Both constructions are of the form $\det(D)$ for
$$ D = \begin{pmatrix} \varphi_1(v_1) & \varphi_1(v_2) & \dots & \varphi_1(v_n) \\
\vdots & \vdots & \ddots & \vdots \\
\varphi_n(v_1) & \varphi_n(v_2) & \dots & \varphi_n(v_n) \end{pmatrix}. $$
where $v_1,\dots,v_n \in V$ are vectors and $\varphi_i \in V^{*}$ are linear functionals on $V$. For the first case, we have $\varphi_i(v) = \left< v, v_i \right>$ while in the second case we have $\varphi_i(f) = f^{(i-1)}(x)$. Another example of this construction is the (transpose of the) Vandermonde determinant for which $v_1 = 1, v_2 = x, \dots, v_n = x^{n-1}$ and $\varphi_i(f) = f(\alpha_i)$.
Set $U = \operatorname{span} \{ v_1, \dots, v_n \}$. This construction is useful for various reasons:
- If $v_1, \dots, v_n$ are linearly dependent, then $\det D = 0$. This gives us a sufficient (but in general not necessary) condition for checking linear independence between vectors. The reason that if we have a non-trivial relation $\sum_{i=1}^n a_i v_i = 0$ we can apply the functionals $\varphi_j$ to it and get $n$ linear relations
$$ \varphi_j \left( \sum_{i=1}^n a_i v_i \right) = \sum_{i=1}^n a_i \varphi_j(v_i) = 0 $$
for all $1 \leq j \leq n$. In matrix notation, we have
$$ a_1 \begin{pmatrix} \varphi_1(v_1) \\ \vdots \\ \varphi_n(v_1) \end{pmatrix} + \dots + a_n \begin{pmatrix} \varphi_1(v_n) \\ \vdots \\ \varphi_n(v_n) \end{pmatrix} = \begin{pmatrix} 0 \\ \vdots \\ 0 \end{pmatrix} $$
which implies that the columns of $D$ are linearly dependent so $\det D = 0$. Hence, if $\det D \neq 0$, the vectors $v_1,\dots,v_n$ are linearly independent. For example, one can use this and the calculation of the Vandermonde determinant or the Wronskian to show that the functions $1,x,\dots,x^{n-1}$ are linearly independent.
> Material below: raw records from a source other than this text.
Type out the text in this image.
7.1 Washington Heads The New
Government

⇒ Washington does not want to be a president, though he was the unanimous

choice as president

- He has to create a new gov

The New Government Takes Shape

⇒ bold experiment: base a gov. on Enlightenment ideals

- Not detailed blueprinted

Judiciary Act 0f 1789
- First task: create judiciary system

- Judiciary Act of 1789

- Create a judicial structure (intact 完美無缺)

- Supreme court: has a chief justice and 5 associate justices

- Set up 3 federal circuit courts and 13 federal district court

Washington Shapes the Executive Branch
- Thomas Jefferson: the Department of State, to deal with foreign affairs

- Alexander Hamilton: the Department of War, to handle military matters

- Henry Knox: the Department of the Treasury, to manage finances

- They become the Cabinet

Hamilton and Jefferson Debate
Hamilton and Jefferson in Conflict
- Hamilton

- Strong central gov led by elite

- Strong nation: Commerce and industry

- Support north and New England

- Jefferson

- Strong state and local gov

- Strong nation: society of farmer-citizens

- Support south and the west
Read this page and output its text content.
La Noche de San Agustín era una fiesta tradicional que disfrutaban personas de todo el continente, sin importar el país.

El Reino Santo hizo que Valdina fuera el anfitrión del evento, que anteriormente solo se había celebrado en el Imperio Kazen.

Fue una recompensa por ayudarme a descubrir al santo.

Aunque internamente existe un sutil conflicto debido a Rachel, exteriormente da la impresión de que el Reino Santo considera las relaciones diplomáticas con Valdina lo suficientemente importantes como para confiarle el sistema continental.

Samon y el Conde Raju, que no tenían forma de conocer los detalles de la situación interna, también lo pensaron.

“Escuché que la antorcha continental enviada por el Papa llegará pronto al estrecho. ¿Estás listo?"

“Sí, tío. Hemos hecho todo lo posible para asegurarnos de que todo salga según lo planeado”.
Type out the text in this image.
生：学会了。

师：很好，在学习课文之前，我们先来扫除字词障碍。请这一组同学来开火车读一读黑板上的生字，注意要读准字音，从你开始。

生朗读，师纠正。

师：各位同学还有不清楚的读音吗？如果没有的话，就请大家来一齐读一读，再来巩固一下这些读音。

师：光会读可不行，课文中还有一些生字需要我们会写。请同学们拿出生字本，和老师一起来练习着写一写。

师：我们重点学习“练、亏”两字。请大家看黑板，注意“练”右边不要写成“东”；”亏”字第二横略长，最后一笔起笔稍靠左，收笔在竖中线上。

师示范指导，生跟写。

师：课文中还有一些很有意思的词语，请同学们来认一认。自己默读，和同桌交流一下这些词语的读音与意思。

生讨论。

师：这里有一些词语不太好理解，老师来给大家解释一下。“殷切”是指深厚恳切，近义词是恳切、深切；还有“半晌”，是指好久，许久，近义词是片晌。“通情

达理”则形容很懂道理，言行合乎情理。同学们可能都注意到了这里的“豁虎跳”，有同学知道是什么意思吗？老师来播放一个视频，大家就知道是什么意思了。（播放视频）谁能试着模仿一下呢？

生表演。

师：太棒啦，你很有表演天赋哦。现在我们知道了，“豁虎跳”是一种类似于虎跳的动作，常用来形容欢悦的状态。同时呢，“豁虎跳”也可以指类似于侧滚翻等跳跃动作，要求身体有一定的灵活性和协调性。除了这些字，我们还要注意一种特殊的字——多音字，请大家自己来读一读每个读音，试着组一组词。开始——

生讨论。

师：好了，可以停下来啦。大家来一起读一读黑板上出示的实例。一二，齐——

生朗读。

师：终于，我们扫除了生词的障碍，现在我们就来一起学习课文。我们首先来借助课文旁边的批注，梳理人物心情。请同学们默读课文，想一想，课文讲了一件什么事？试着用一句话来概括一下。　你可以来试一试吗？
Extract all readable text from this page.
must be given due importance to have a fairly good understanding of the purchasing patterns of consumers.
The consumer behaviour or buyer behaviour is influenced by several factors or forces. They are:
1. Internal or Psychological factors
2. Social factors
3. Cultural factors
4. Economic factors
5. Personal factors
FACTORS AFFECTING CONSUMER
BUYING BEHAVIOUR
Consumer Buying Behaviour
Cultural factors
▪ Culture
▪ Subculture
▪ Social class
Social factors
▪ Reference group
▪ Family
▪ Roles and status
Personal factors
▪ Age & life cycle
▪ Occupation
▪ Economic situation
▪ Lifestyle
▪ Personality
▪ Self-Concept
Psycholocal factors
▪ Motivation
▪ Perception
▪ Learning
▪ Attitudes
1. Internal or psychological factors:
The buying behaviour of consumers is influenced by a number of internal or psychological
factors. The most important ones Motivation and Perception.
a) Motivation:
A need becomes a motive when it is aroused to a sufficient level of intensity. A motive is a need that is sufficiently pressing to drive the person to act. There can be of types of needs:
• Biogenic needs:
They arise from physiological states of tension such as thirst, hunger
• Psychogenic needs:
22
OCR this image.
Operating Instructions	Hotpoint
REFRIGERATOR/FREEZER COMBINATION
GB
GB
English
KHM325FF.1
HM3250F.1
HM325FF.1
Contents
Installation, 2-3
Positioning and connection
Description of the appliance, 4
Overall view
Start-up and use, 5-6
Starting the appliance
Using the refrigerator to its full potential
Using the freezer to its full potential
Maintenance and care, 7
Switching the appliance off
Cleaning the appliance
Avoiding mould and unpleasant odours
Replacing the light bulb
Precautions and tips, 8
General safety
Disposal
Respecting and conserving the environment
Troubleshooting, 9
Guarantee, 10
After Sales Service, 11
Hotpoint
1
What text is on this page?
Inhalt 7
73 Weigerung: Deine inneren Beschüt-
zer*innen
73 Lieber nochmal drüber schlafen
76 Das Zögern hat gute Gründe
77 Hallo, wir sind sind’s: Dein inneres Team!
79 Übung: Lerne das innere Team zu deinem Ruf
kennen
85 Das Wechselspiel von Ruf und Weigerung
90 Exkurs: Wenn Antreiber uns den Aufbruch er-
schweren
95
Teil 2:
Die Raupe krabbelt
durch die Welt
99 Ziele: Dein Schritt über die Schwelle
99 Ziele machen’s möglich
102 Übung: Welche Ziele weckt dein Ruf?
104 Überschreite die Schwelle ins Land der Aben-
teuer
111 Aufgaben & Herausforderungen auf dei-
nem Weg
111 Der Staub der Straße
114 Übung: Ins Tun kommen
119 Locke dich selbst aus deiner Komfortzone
- If $\det D \neq 0$, the vector space $U$ is $n$-dimensional and given $y_1,\dots,y_n \in \mathbb{F}$ we can find a unique $v \in U$ such that $\varphi_i(v) = y_i$. For the Vandermonde determinant, this proves that if $\alpha_i \neq \alpha_j$ for $i \neq j$ we can find a unique polynomial of degree $\leq n$ that passes through the points $(\alpha_1, y_1), \dots, (\alpha_n, y_n)$. For the Wronskian, this means we can find a unique function $f$ which is a linear combination of $f_1,\dots,f_n$ which satisfies $f(x) = y_1, f'(x) = y_2, \dots, f^{(n-1)}(x) = y_n$ which is important for setting initial conditions for a linear ODE. For the Gram matrix, this means that we can specify a vector in $U$ by specifying its projections on $v_1,\dots,v_n$.
- By duality, if $\det D \neq 0$ then not only the $v_i$ are linearly independent but also the linear functionals $\varphi_i$. For the Vandermonde matrix, this proves that the evaluation functionals at distinct points are linearly independent. This also proves that $\varphi_1|_{U}, \dots, \varphi_n|_{U}$ form a basis for $U^{*}$. This is used for example in constructing numerical integration schemes which are exact for polynomials up to a certain degree.
Beyond this similarity, there are important differences between the various cases:
- For the Gram matrix, we have $\det D = 0$ if and only if the vectors $v_1,\dots,v_n$ are linearly dependent. The matrix $D$ is always Hermitian (even positive semidefinite).
- For the Wronskian, we might have $\det D = 0$ and yet $v_1,\dots,v_n$ are linearly independent. In addition, the matrix $D$ is not in general Hermitian.